The Thinking Process Visible in Reasoning
The assistant's reasoning is visible in several aspects of this message:
Prioritization: The message comes after a comprehensive summary ([msg 3446]) that listed remaining work items. The assistant has chosen to tackle PSProve's TypeDetails() and CanAccept() before wiring the client initialization — a logical ordering because the task files need to compile before the wiring can be tested.
Information gathering strategy: Rather than reading all three task files from scratch, the assistant reads only the "rest" (line 80+) of the two already-modified files. This shows an awareness of what information it already possesses and what it still needs. It's not re-reading the constructor modifications or the Do() methods — it already knows those are correct. It specifically needs the TypeDetails() and CanAccept() portions.
Parallelism awareness: The assistant issues all three tool calls in a single message, understanding that the opencode execution model will dispatch them concurrently and return all results before the next assistant message. This is not a trivial observation — many developers would issue reads sequentially, waiting for each to complete before requesting the next. The parallel approach demonstrates familiarity with the tool system's capabilities.

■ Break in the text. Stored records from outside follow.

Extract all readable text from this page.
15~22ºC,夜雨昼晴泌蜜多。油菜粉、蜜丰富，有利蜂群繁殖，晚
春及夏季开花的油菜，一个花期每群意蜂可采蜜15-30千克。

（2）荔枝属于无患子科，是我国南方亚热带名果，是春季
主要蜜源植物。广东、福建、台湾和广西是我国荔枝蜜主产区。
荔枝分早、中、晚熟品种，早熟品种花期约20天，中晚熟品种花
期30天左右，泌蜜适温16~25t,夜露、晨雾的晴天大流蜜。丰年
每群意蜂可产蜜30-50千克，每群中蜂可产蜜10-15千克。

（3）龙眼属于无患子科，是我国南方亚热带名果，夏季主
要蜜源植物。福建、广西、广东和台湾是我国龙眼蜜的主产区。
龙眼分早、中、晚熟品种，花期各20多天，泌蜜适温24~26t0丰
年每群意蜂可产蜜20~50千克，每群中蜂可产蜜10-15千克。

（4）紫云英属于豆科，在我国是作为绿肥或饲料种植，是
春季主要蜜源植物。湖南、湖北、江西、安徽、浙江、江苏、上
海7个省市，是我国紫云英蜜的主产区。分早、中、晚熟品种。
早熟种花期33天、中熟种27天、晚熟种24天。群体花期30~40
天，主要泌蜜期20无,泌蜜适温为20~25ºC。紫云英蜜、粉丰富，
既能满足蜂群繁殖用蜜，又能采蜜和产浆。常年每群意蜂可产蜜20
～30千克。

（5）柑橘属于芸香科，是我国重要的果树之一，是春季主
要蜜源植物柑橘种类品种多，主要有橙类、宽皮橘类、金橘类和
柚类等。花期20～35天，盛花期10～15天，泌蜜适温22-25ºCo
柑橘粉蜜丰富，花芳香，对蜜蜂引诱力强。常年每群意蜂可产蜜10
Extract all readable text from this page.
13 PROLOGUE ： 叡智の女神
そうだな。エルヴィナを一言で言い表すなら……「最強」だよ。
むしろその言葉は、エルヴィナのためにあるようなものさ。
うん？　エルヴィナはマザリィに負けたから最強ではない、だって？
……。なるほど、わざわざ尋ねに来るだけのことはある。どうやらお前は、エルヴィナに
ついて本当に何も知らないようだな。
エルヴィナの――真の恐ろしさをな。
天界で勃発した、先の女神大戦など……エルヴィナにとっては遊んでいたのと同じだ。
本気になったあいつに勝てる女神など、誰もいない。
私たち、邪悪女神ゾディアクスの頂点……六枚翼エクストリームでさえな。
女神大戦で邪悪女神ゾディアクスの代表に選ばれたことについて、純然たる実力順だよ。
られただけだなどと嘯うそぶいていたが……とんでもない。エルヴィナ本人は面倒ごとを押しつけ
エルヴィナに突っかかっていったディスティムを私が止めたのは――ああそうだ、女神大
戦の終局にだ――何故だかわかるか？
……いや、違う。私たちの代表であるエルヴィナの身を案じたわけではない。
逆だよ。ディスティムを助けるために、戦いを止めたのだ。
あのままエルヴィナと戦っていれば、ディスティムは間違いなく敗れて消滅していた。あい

Verification before action: The grep for "CuzkConfig" is a verification step, not an exploration step. The assistant wrote this config earlier; it's not discovering it for the first time. The grep serves as a double-check — "did my earlier edit actually land correctly?" — before depending on that configuration in new code. This is a lightweight form of test-driven development: verify the foundation before building on it.
Pattern recognition over reinvention: The most significant reasoning pattern is the choice to replicate rather than redesign. The assistant could have designed PSProve's TypeDetails() and CanAccept() from scratch, reasoning about what resources PSProve needs and how backpressure should work. Instead, it chooses to read the existing implementations and replicate the pattern. This is a conscious tradeoff: consistency and speed over potentially better-but-different design. For an integration spanning three task types, consistency is the right call — the scheduler should see a uniform interface regardless of which task type it's scheduling.
Conclusion
Message [msg 3451] is a brief but revealing moment in a complex integration effort. On its surface, it's simply three tool calls — two reads and a grep. But beneath that surface lies a disciplined engineering methodology: gather information before acting, verify assumptions before depending on them, replicate proven patterns rather than inventing new ones, and use the tool system's parallelism to minimize latency.
The message also illustrates a fundamental truth about software integration work: the most important code you write is often not the code itself, but the understanding you build before writing it. By pausing to read the existing patterns, the assistant ensures that PSProve's integration will be consistent with its siblings, that the configuration surface is correctly defined, and that the next steps are clear. It's a small investment of time that prevents subtle inconsistencies and debugging sessions later.
For the broader cuzk integration story, this message marks the transition from "two of three tasks done" to "all three tasks consistent." The pattern is confirmed, the config is verified, and the path forward is clear. The next message in the sequence will apply that pattern to PSProve's TypeDetails() and CanAccept(), completing the task-level integration and moving on to the wiring phase. It's a small step, but in complex systems, small steps taken with discipline are what separate clean integrations from tangled ones.